22 Aralık 2020 Salı

UYANMA ZAMANI

Muhyiddîn-i Arabi’nin bir talebesi varmış. Muhyiddîn buna: “Allah’tan başka hiçbir şey yok!” der, der, duyuramazmış. Çünkü her şeyin bir zamanı var, birden bire olmaz. Tohum toprağa ekilir ekilmez meyva verir mi? Nihayet bir gün, talebe pazar yerinde dolaşıyormuş. Kabakçı, tablasındaki son kabağı satmak için “Bir taneden başka kalmadı!” mânâsına Arapça “lâ bakaa illâ vahid!” deyince talebe düştüğüynen bayılmış. Adam, O (Kudret), bizzat kendisine hitap ediyor zannıyle cezbeye geliyor, düşüp bayılıyor.
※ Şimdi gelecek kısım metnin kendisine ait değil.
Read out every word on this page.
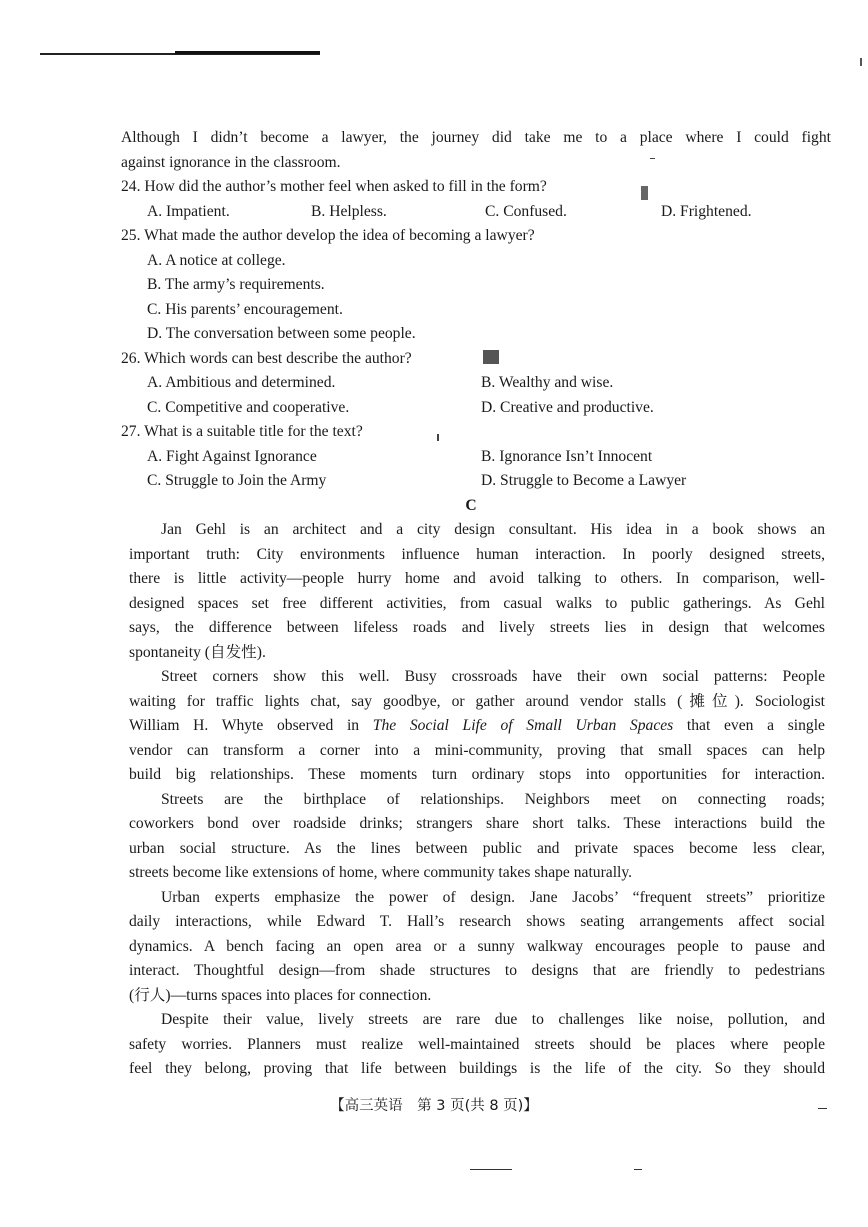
Although I didn’t become a lawyer, the journey did take me to a place where I could fight
against ignorance in the classroom.
24. How did the author’s mother feel when asked to fill in the form?
A. Impatient.	B. Helpless.	C. Confused.	D. Frightened.
25. What made the author develop the idea of becoming a lawyer?
A. A notice at college.
B. The army’s requirements.
C. His parents’ encouragement.
D. The conversation between some people.
26. Which words can best describe the author?
A. Ambitious and determined.	B. Wealthy and wise.
C. Competitive and cooperative.	D. Creative and productive.
27. What is a suitable title for the text?
A. Fight Against Ignorance	B. Ignorance Isn’t Innocent
C. Struggle to Join the Army	D. Struggle to Become a Lawyer
C
Jan Gehl is an architect and a city design consultant. His idea in a book shows an
important truth: City environments influence human interaction. In poorly designed streets,
there is little activity—people hurry home and avoid talking to others. In comparison, well-
designed spaces set free different activities, from casual walks to public gatherings. As Gehl
says, the difference between lifeless roads and lively streets lies in design that welcomes
spontaneity (自发性).
Street corners show this well. Busy crossroads have their own social patterns: People
waiting for traffic lights chat, say goodbye, or gather around vendor stalls (摊位). Sociologist
William H. Whyte observed in The Social Life of Small Urban Spaces that even a single
vendor can transform a corner into a mini-community, proving that small spaces can help
build big relationships. These moments turn ordinary stops into opportunities for interaction.
Streets are the birthplace of relationships. Neighbors meet on connecting roads;
coworkers bond over roadside drinks; strangers share short talks. These interactions build the
urban social structure. As the lines between public and private spaces become less clear,
streets become like extensions of home, where community takes shape naturally.
Urban experts emphasize the power of design. Jane Jacobs’ “frequent streets” prioritize
daily interactions, while Edward T. Hall’s research shows seating arrangements affect social
dynamics. A bench facing an open area or a sunny walkway encourages people to pause and
interact. Thoughtful design—from shade structures to designs that are friendly to pedestrians
(行人)—turns spaces into places for connection.
Despite their value, lively streets are rare due to challenges like noise, pollution, and
safety worries. Planners must realize well-maintained streets should be places where people
feel they belong, proving that life between buildings is the life of the city. So they should
【高三英语　第 3 页(共 8 页)】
Ayıltıyorlar. Kabakçı ne bilsin o talebenin, kendi bağırmasından bayıldığını, bir daha “lâ bakaa illâ vahid!” diye bağırınca, adamcağız bir daha düşüp bayılıyor. Nihayet meseleyi anlıyorlar. O sırada Muhyiddîn de oradan geçiyormuş; talebesine “Ben sana o kadar söyledim, anlamadın da, hakîkati bir kabakçıdan duydun hâ? diyor. Kanunu böyle: Zamanı gelmeyince olmaz.